By 2006 about 34% of Irelands primary energy demand was for transport. Final energy use in transport had grown 167% since 1990. Energy for transport was almost totally dependent on imported oil products both in the form of refined product or refined at Ireland only oil refinery at Whitegate in Cork Harbour. Road transport accounted for 63% of the total fuel consumption in the transport sector; private car usage was responsible for 46%. Since 2005 there has been more than one car for every two adults in Ireland.

Until 2007 Ireland enjoyed high levels of economic growth which led to the expansion of the car stock. Transport energy use fell with the recession; jet kerosene consumption decreased and the total number of private cars licensed for the first time fell by 49%. Despite the reduction in the transport sectors' final energy consumption, the overall trend since 1990 has been of exceptionally high growth. Energy use in the transport sector in 2013 was 97.5% dependent on oil products at an estimated cost of 3.5 billion Euro, just over half the estimated total cost of fuel imports. The biggest shift has been from petrol to diesel. While the overall consumption of both fuels has increased since 1990, consumption of diesel increased by almost 230% and its overall market share has grown from 33% in 1990 to 53% in 2012.

Since the early 2000s EU energy policy has driven changes in the transport sector. Changes to the taxation of private cars introduced in 2008 together with obligations on car manufacturers to improve the efficiency of their new car fleets have contributed to a profound change in the purchasing patterns of new cars. A carbon tax in 2010 applied to road transport petrol and diesel from December 2009 and was later extended to other fuel types. The average specific CO2 emissions of all new cars was 120.7gCO2/km compared to the 2007 the average of 164 gCO2/km. Setting emissions standards performances are part of a European wide drive to reduce greenhouse gas emissions.

With the introduction of the Biofuels Obligation Scheme in 2010 the share of biofuels as a percentage of petrol and diesel energy use was 4.8% in 2013. The initial target was increased to 6.383% in 2013. The 2009 Renewable Energy Directive set individually binding targets for each Member State. Ireland has to get 16% of its energy from renewable sources by 2020, and the target for the transport sector is 10%. The National Renewable Energy Action Plan set out goals for Electric Vehicles and biofuels as part of this.
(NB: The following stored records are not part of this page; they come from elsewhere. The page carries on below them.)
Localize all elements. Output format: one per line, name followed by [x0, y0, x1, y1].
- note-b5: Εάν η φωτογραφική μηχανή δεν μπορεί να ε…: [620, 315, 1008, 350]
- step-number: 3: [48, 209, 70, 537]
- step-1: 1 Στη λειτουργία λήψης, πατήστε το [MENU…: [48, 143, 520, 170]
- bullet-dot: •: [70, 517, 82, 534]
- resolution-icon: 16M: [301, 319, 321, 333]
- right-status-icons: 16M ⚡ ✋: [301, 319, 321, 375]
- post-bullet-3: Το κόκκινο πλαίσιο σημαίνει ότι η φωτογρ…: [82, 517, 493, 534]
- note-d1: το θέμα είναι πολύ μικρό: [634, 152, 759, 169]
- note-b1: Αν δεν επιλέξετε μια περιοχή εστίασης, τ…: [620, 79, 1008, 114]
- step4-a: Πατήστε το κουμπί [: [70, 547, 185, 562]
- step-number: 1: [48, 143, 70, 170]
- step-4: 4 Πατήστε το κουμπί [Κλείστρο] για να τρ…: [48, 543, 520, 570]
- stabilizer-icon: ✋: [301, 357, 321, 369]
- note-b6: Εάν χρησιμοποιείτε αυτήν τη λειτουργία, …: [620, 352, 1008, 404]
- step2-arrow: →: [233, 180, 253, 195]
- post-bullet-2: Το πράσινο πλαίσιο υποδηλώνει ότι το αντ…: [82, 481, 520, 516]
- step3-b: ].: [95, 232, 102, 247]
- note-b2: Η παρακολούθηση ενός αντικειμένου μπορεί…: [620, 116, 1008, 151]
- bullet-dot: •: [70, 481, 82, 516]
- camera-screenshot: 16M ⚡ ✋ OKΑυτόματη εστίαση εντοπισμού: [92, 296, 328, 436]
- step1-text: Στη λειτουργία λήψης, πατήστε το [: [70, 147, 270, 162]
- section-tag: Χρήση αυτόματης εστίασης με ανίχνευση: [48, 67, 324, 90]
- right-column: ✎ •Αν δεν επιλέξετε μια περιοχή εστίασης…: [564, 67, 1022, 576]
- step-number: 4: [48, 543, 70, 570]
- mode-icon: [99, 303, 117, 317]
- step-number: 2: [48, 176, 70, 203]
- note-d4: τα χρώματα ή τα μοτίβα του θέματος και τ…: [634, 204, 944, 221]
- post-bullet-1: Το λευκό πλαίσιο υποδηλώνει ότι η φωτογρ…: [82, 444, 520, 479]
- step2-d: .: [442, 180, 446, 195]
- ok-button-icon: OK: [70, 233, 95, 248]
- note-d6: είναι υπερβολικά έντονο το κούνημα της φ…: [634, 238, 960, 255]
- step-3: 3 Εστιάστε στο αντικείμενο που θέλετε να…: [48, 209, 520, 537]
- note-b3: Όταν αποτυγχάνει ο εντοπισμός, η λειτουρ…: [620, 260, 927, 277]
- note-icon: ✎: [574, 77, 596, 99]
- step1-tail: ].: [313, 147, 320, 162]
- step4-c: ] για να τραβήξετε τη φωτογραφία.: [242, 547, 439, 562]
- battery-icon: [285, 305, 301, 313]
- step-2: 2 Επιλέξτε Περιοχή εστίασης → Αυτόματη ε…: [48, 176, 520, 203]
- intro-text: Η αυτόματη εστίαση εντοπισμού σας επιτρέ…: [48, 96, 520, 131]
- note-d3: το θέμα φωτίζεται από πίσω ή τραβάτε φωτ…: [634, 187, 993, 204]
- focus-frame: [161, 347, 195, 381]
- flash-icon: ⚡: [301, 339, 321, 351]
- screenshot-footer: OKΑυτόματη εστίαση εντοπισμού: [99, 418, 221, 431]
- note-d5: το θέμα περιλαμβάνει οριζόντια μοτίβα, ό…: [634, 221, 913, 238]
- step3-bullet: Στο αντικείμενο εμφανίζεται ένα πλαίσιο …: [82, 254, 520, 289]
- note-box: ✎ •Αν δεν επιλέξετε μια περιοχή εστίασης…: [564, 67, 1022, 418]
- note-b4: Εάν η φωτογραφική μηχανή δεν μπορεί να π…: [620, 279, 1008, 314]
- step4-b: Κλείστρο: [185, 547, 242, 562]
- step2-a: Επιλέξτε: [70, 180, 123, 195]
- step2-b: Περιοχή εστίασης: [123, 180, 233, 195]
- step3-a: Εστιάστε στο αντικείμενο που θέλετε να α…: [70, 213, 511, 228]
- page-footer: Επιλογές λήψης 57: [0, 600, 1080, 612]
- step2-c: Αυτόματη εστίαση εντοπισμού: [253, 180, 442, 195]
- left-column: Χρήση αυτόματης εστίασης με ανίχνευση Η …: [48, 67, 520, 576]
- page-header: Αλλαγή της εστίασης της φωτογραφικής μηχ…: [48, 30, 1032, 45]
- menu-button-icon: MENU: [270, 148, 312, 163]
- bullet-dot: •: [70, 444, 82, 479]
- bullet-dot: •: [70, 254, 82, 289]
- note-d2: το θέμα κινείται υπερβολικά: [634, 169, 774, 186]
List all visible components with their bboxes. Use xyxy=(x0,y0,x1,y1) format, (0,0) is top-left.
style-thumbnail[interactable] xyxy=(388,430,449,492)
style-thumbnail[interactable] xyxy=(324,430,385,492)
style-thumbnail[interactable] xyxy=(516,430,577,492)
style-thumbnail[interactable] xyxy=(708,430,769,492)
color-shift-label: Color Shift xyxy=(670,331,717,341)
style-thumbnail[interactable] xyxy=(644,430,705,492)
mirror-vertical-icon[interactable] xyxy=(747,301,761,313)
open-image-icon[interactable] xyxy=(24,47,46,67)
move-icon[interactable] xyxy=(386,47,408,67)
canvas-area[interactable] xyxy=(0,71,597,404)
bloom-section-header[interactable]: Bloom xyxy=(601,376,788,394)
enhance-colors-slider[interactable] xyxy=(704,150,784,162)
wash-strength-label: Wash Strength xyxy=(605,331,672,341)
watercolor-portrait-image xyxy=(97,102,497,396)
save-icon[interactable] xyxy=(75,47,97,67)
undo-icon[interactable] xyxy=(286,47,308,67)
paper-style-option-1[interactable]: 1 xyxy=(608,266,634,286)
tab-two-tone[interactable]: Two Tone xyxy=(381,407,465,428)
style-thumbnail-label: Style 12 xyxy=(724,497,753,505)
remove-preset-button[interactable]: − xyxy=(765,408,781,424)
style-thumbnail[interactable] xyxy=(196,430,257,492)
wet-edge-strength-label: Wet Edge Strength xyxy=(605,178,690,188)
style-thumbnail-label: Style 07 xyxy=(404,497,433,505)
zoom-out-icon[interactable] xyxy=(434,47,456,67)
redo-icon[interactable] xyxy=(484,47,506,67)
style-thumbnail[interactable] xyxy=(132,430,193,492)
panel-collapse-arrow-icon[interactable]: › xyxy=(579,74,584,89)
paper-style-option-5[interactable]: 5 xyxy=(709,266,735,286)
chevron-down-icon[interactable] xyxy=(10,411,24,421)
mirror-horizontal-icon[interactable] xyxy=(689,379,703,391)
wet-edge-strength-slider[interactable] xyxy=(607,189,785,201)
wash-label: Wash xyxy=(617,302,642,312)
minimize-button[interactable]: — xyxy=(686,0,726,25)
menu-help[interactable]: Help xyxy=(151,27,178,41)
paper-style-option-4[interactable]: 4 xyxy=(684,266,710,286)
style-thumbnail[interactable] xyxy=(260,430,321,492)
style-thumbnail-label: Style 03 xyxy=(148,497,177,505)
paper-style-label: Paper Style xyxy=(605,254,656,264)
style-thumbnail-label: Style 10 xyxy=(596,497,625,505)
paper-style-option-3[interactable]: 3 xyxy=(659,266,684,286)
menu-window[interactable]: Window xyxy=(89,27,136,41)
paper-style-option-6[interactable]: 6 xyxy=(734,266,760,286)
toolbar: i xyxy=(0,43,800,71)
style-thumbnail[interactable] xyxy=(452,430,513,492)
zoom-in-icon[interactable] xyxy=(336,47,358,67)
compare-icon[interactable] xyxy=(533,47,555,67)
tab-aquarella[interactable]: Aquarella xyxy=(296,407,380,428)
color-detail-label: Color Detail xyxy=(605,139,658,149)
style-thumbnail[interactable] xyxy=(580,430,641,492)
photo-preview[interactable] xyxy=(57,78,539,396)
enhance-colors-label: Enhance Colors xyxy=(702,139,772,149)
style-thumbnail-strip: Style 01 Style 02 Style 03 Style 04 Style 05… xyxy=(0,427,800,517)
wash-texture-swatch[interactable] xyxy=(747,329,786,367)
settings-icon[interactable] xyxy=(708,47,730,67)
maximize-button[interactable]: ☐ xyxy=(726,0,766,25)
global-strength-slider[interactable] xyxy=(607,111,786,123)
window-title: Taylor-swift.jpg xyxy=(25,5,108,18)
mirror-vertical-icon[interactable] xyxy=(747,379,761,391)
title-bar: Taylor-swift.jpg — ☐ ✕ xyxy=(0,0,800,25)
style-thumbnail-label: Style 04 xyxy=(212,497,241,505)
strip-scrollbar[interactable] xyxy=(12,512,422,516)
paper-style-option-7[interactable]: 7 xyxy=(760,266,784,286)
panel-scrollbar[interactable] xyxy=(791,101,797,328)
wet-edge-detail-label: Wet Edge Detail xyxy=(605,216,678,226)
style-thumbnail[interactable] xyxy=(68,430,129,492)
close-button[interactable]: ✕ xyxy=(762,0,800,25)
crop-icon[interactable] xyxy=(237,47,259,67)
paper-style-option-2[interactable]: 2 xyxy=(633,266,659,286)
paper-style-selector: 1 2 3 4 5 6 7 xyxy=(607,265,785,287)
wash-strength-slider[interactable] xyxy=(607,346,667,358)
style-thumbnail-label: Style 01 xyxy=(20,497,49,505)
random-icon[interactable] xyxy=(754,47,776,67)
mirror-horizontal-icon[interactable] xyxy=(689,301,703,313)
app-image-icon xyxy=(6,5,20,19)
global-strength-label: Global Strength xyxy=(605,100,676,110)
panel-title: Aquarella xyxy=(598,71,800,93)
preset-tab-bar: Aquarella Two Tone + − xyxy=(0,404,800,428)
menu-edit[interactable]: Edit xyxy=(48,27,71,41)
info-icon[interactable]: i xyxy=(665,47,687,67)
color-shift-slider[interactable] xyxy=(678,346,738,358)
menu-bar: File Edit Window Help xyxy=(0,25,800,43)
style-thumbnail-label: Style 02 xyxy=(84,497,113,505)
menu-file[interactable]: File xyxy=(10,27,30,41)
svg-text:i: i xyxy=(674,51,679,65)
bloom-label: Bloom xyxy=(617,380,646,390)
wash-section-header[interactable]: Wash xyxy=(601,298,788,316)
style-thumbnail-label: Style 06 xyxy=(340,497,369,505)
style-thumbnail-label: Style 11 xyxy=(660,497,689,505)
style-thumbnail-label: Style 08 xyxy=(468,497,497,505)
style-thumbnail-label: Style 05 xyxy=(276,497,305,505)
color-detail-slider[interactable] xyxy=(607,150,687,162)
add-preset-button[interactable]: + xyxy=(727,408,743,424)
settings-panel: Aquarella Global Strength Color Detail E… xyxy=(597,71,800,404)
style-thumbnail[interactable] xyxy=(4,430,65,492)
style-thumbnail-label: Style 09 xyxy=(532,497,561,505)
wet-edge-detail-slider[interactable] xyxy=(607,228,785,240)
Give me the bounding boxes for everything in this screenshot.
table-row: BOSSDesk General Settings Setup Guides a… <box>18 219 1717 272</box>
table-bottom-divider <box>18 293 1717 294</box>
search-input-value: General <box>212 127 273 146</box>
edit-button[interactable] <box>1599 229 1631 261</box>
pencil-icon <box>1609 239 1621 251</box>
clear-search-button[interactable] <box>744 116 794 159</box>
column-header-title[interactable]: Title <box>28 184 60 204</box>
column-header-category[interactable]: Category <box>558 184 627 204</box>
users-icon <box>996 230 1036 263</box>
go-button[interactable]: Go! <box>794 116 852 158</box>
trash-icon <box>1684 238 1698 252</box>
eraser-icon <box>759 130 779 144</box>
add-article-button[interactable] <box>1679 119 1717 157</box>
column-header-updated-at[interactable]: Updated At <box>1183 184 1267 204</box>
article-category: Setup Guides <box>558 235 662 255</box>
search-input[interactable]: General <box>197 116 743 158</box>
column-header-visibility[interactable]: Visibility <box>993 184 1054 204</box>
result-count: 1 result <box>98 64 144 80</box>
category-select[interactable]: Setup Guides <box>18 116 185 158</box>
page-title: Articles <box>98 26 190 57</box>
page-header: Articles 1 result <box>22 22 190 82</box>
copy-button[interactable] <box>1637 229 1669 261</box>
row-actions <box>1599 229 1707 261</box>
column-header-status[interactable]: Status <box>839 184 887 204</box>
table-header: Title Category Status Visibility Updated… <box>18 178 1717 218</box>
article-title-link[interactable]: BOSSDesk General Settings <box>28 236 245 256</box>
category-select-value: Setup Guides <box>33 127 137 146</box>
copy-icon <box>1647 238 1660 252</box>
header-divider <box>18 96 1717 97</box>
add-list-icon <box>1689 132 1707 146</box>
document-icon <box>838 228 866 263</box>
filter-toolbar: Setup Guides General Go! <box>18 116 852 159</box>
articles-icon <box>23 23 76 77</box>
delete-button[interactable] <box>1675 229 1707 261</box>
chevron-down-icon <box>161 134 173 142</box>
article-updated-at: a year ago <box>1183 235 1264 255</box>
At the end of 2013 there were 420 Electric Vehicles in Ireland, including 251 private cars. This is less than 1% of the revised target for 2020 of 50,000 vehicles despite increases in the numbers registered. Other transport schemes include taxsaver commuter tickets and the cycle to work scheme.

The Irish road network is over 100,000 km of road of all types. There are 24,422 buses in operation, 66 trams and 2,384 km of railway with 142 passenger stations. The canals and rivers are used for leisure and recreation. In 2014, some 217,125 flights passed through airports in the Republic of Ireland carrying 26.5 million passengers and 139,000 tonnes of freight. With more than 1 million tonnes of freight handled at six ports, freight carried by rail has fallen while road freight has resumed growth. Ireland's car dependence is in line with the EU average while Ireland has a comparatively lower share for train but a higher share for bus. Transport energy demand fell between 2007 and 2012 but has picked up since in line with increased transport use.